The startup derivatives market Eris Exchange on May 18 will go live with a new trading system intended to broaden access to its interest-rate swap futures.
The same technology used to power the currency-trading platform Currenex will underlie Eris’ nascent markets, which are designed to offer swift, efficient trading in products that typically are traded privately between investors and banks.
“It’s a huge step up in terms of distribution capability and scalability,” said Neal Brady, chief executive of Eris, in an interview.
The Chicago-based exchange is backed by five major proprietary trading groups including DRW Holdings, Getco LLC and Infinium Capital Management. Trading on its all-electronic markets went live in late July, and to date about $24 billion worth of interest-rate swap futures have changed hands on the platform.
Interest-rate swaps are customized derivatives arranged to shield holders against shifts in key funding rates. The market, estimated at $347.5 trillion globally by the Bank for International Settlements, is the biggest sector of over-the-counter derivatives trade and has long been the dominion of the biggest Wall Street banks.
Devised by some of the biggest firms in high-speed electronic trading, the Eris model converts such swap deals to futures contracts to make them easier to trade and clear, the latter through an arrangement with neighboring CME Group Inc..
Most of Eris’ business to date has been driven by a few major customers like the French futures brokerage Newedge, which said it has cleared more than $20 billion worth of transactions on Eris. Upgrading the exchange’s technology to the system developed by State Street Corp. (STT), which also owns Currenex, will open up the market to far more potential customers and dramatically increase the amount of business Eris can handle, according to Brady.
Brady, a former CME executive, has broadened Eris’ management team and brought aboard Christopher Rodriguez as head of corporate development, who previously worked in that capacity for both CME and its now-subsidiary New York Mercantile Exchange. Michael Riddle, another CME alum who oversaw that company’s relations with exchanges in Latin America and Asia, has joined as Eris’ chief operating officer.

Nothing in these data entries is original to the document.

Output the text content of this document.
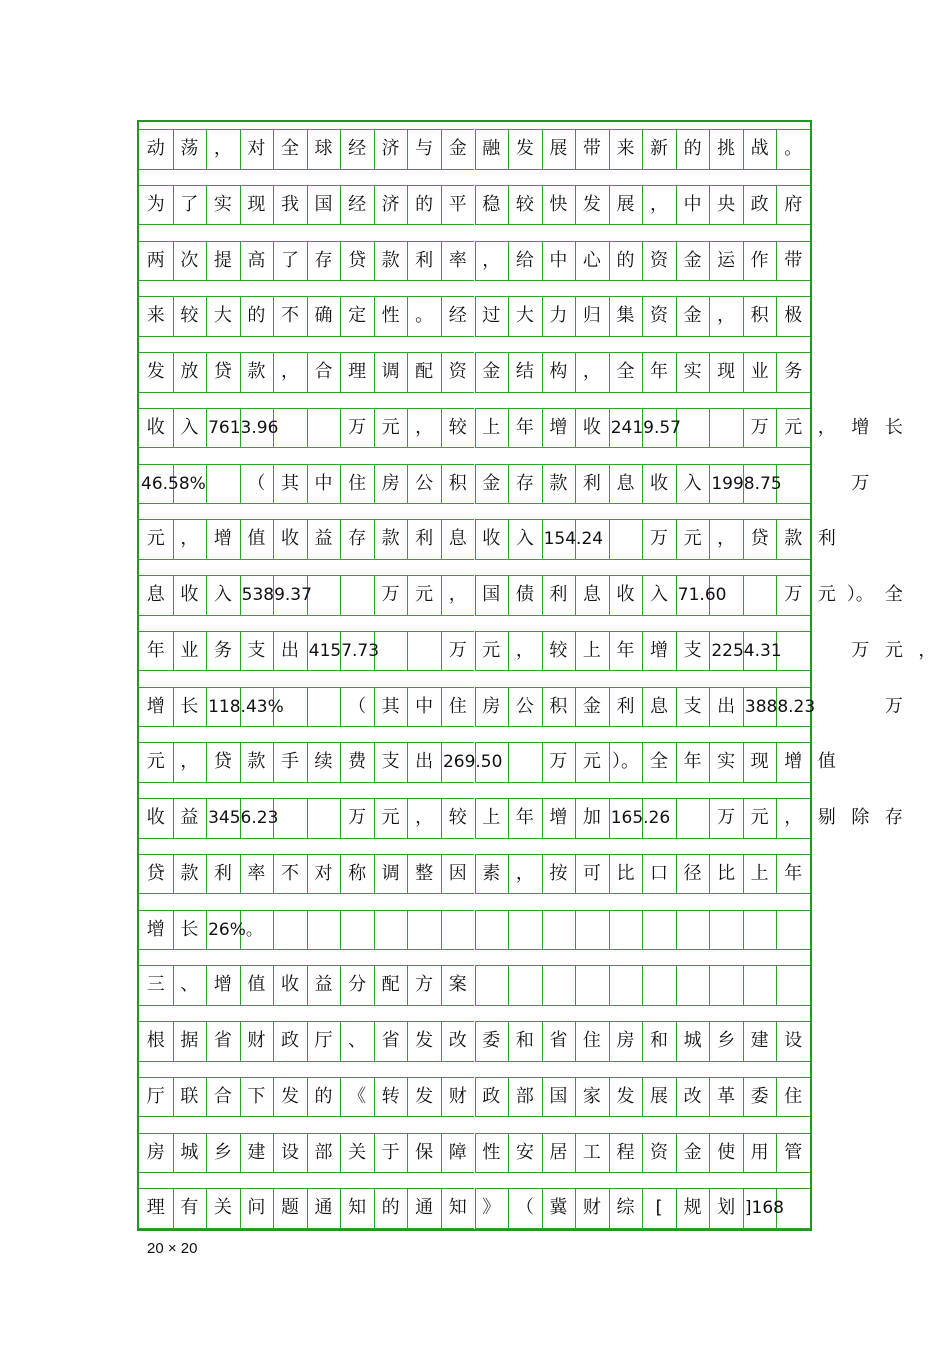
动 荡 ， 对 全 球 经 济 与 金 融 发 展 带 来 新 的 挑 战 。
为 了 实 现 我 国 经 济 的 平 稳 较 快 发 展 ， 中 央 政 府
两 次 提 高 了 存 贷 款 利 率 ， 给 中 心 的 资 金 运 作 带
来 较 大 的 不 确 定 性 。 经 过 大 力 归 集 资 金 ， 积 极
发 放 贷 款 ， 合 理 调 配 资 金 结 构 ， 全 年 实 现 业 务
收 入 7613.96	万 元 ， 较 上 年 增 收 2419.57	万 元 ， 增 长
46.58%	（ 其 中 住 房 公 积 金 存 款 利 息 收 入 1998.75	万
元 ， 增 值 收 益 存 款 利 息 收 入 154.24	万 元 ， 贷 款 利
息 收 入 5389.37	万 元 ， 国 债 利 息 收 入 71.60	万 元 ）。 全
年 业 务 支 出 4157.73	万 元 ， 较 上 年 增 支 2254.31	万 元 ，
增 长 118.43%	（ 其 中 住 房 公 积 金 利 息 支 出 3888.23	万
元 ， 贷 款 手 续 费 支 出 269.50	万 元 ）。 全 年 实 现 增 值
收 益 3456.23	万 元 ， 较 上 年 增 加 165.26	万 元 ， 剔 除 存
贷 款 利 率 不 对 称 调 整 因 素 ， 按 可 比 口 径 比 上 年
增 长 26%。
三 、 增 值 收 益 分 配 方 案
根 据 省 财 政 厅 、 省 发 改 委 和 省 住 房 和 城 乡 建 设
厅 联 合 下 发 的 《 转 发 财 政 部 国 家 发 展 改 革 委 住
房 城 乡 建 设 部 关 于 保 障 性 安 居 工 程 资 金 使 用 管
理 有 关 问 题 通 知 的 通 知 》 （ 冀 财 综	[	规 划 ]168
20 × 20
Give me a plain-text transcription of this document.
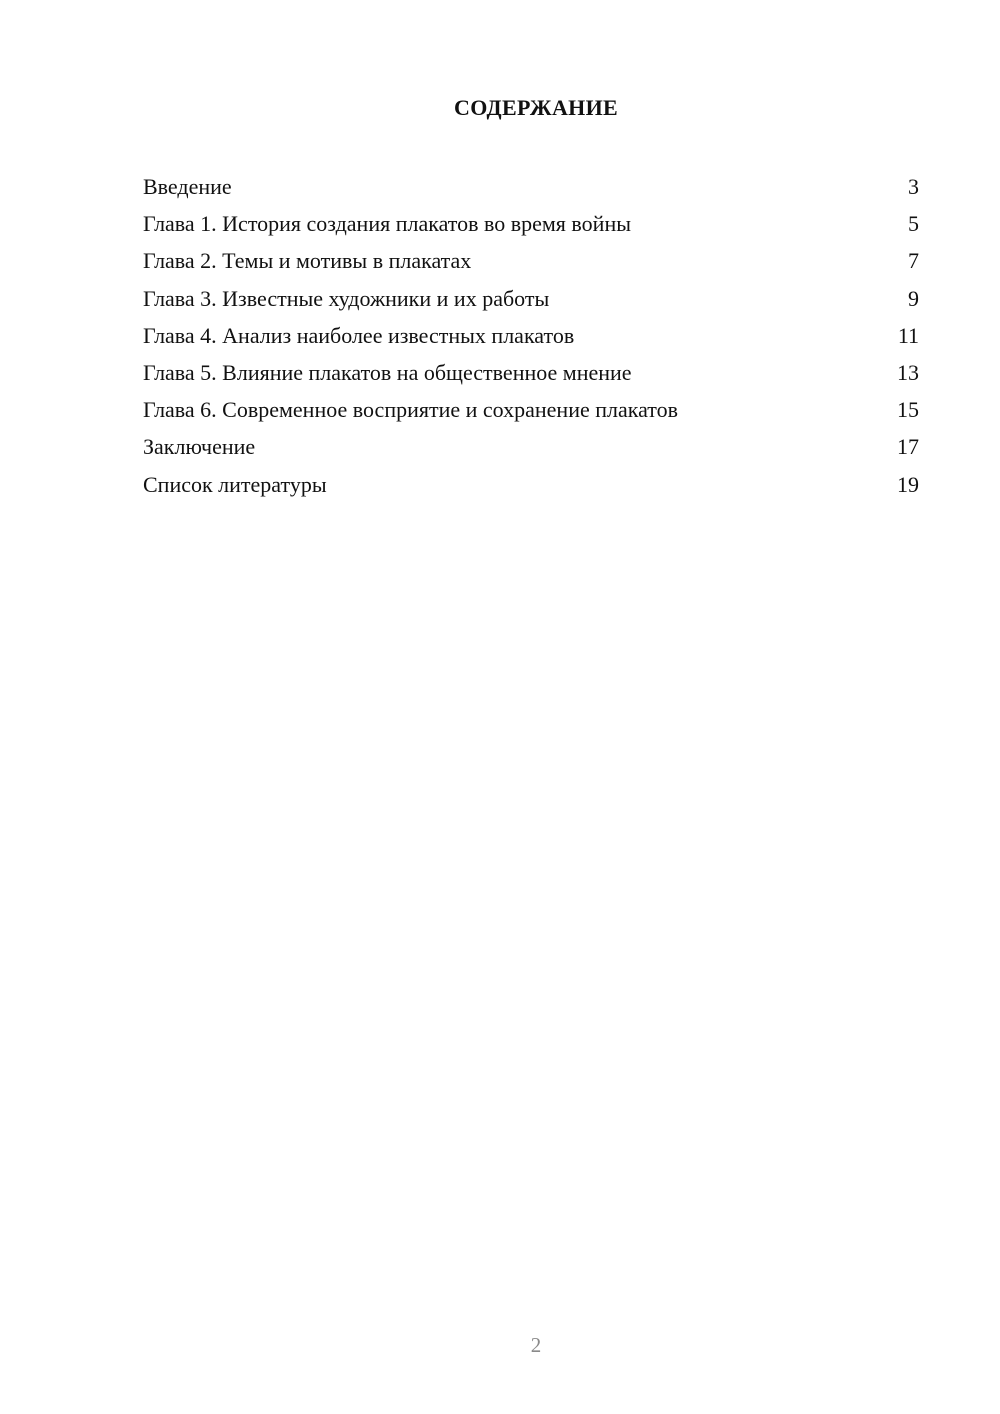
СОДЕРЖАНИЕ
Введение	3
Глава 1. История создания плакатов во время войны	5
Глава 2. Темы и мотивы в плакатах	7
Глава 3. Известные художники и их работы	9
Глава 4. Анализ наиболее известных плакатов	11
Глава 5. Влияние плакатов на общественное мнение	13
Глава 6. Современное восприятие и сохранение плакатов	15
Заключение	17
Список литературы	19
2
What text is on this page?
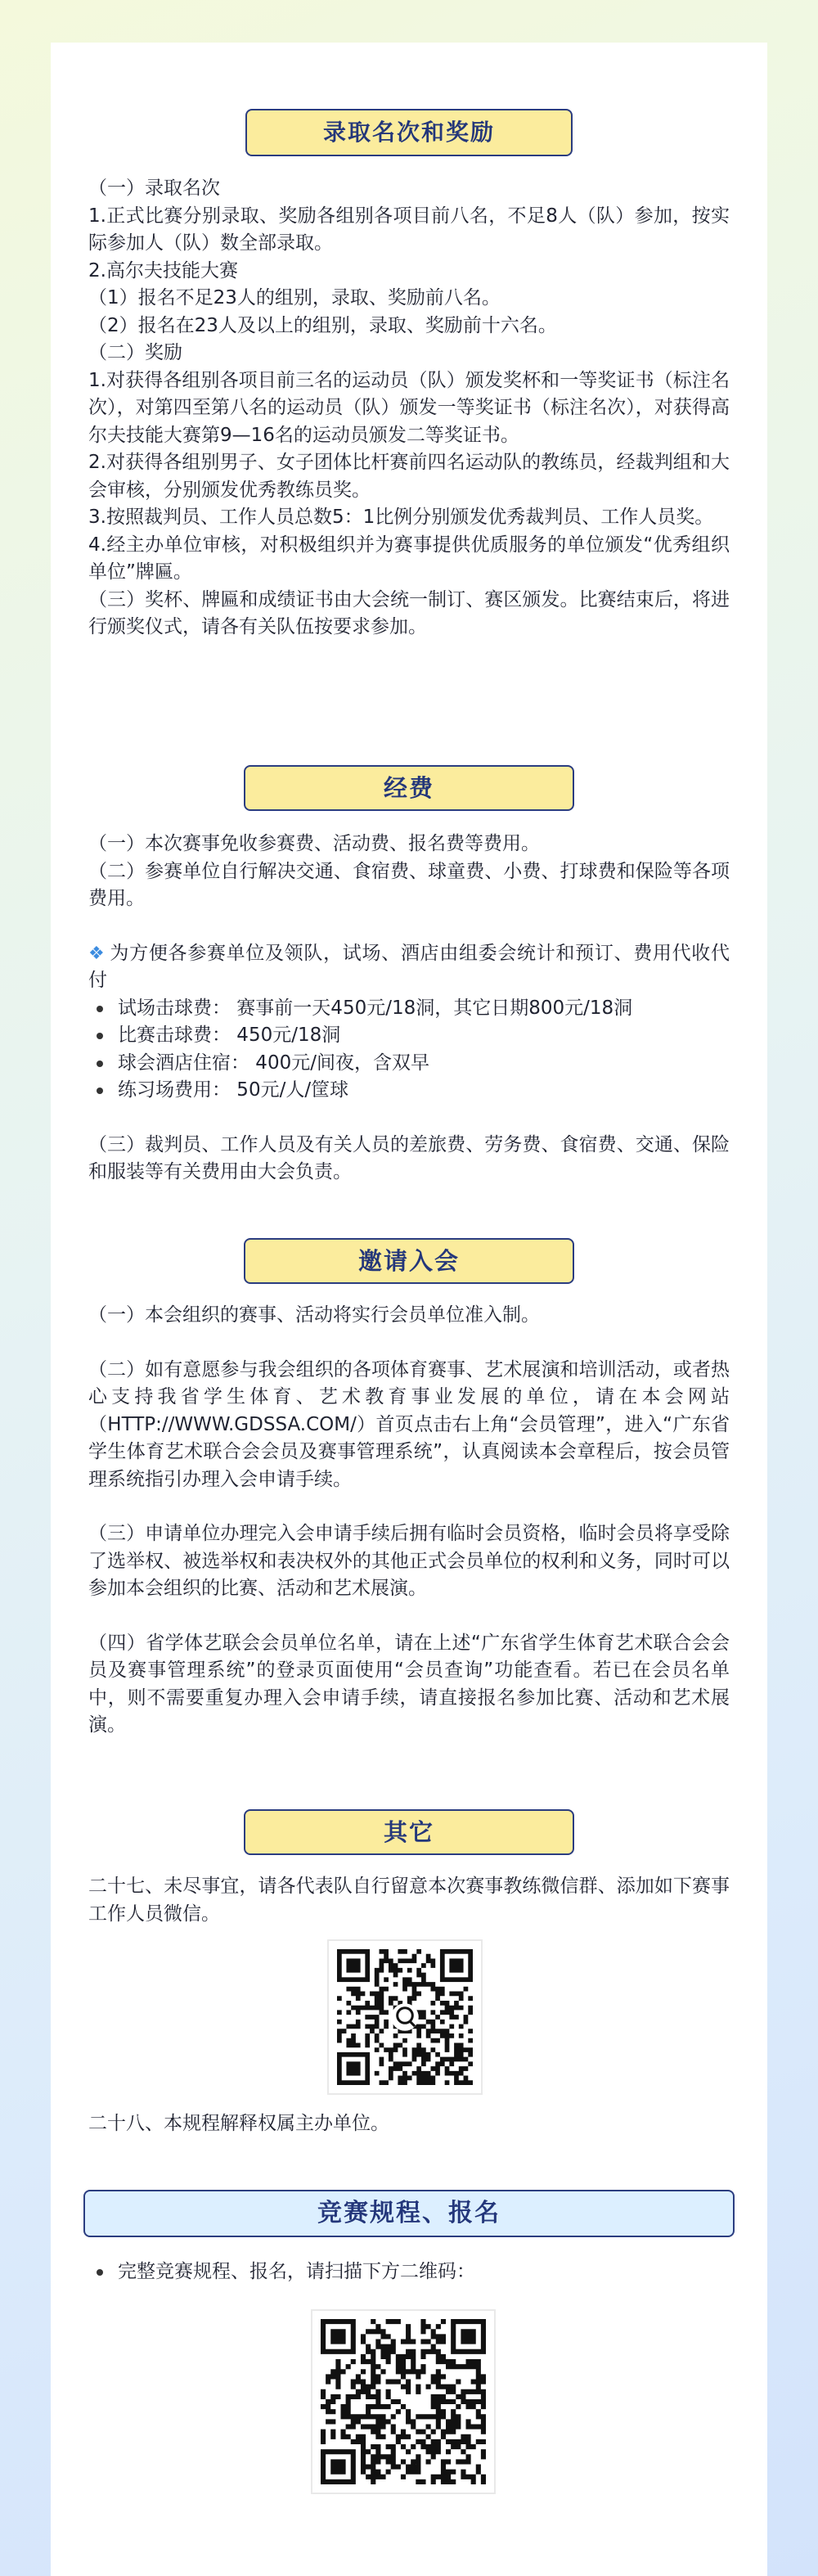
录取名次和奖励
（一）录取名次
1.正式比赛分别录取、奖励各组别各项目前八名，不足8人（队）参加，按实际参加人（队）数全部录取。
2.高尔夫技能大赛
（1）报名不足23人的组别，录取、奖励前八名。
（2）报名在23人及以上的组别，录取、奖励前十六名。
（二）奖励
1.对获得各组别各项目前三名的运动员（队）颁发奖杯和一等奖证书（标注名次），对第四至第八名的运动员（队）颁发一等奖证书（标注名次），对获得高尔夫技能大赛第9—16名的运动员颁发二等奖证书。
2.对获得各组别男子、女子团体比杆赛前四名运动队的教练员，经裁判组和大会审核，分别颁发优秀教练员奖。
3.按照裁判员、工作人员总数5：1比例分别颁发优秀裁判员、工作人员奖。
4.经主办单位审核，对积极组织并为赛事提供优质服务的单位颁发“优秀组织单位”牌匾。
（三）奖杯、牌匾和成绩证书由大会统一制订、赛区颁发。比赛结束后，将进行颁奖仪式，请各有关队伍按要求参加。
经费
（一）本次赛事免收参赛费、活动费、报名费等费用。
（二）参赛单位自行解决交通、食宿费、球童费、小费、打球费和保险等各项费用。
❖ 为方便各参赛单位及领队，试场、酒店由组委会统计和预订、费用代收代付
试场击球费： 赛事前一天450元/18洞，其它日期800元/18洞
比赛击球费： 450元/18洞
球会酒店住宿： 400元/间夜，含双早
练习场费用： 50元/人/筐球
（三）裁判员、工作人员及有关人员的差旅费、劳务费、食宿费、交通、保险和服装等有关费用由大会负责。
邀请入会
（一）本会组织的赛事、活动将实行会员单位准入制。
（二）如有意愿参与我会组织的各项体育赛事、艺术展演和培训活动，或者热心支持我省学生体育、艺术教育事业发展的单位，请在本会网站（HTTP://WWW.GDSSA.COM/）首页点击右上角“会员管理”，进入“广东省学生体育艺术联合会会员及赛事管理系统”，认真阅读本会章程后，按会员管理系统指引办理入会申请手续。
（三）申请单位办理完入会申请手续后拥有临时会员资格，临时会员将享受除了选举权、被选举权和表决权外的其他正式会员单位的权利和义务，同时可以参加本会组织的比赛、活动和艺术展演。
（四）省学体艺联会会员单位名单，请在上述“广东省学生体育艺术联合会会员及赛事管理系统”的登录页面使用“会员查询”功能查看。若已在会员名单中，则不需要重复办理入会申请手续，请直接报名参加比赛、活动和艺术展演。
其它
二十七、未尽事宜，请各代表队自行留意本次赛事教练微信群、添加如下赛事工作人员微信。
二十八、本规程解释权属主办单位。
竞赛规程、报名
完整竞赛规程、报名，请扫描下方二维码：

Stephen Humenik, a former advisor to Commissioner Scott O’Malia at the Commodity Futures Trading Commission, was hired as Eris’ general counsel last fall.
Eris currently operates as a CFTC-designated “exempt board of trade” but intends soon to register as a designated contract market, Brady said. The move would place it alongside established U.S. futures exchanges run by CME and IntercontinentalExchange Inc. (ICE), and make it more efficient for customers doing business at both Eris and its clearing-services provider CME.
Eris has also sealed an agreement with the National Futures Association to provide compliance services.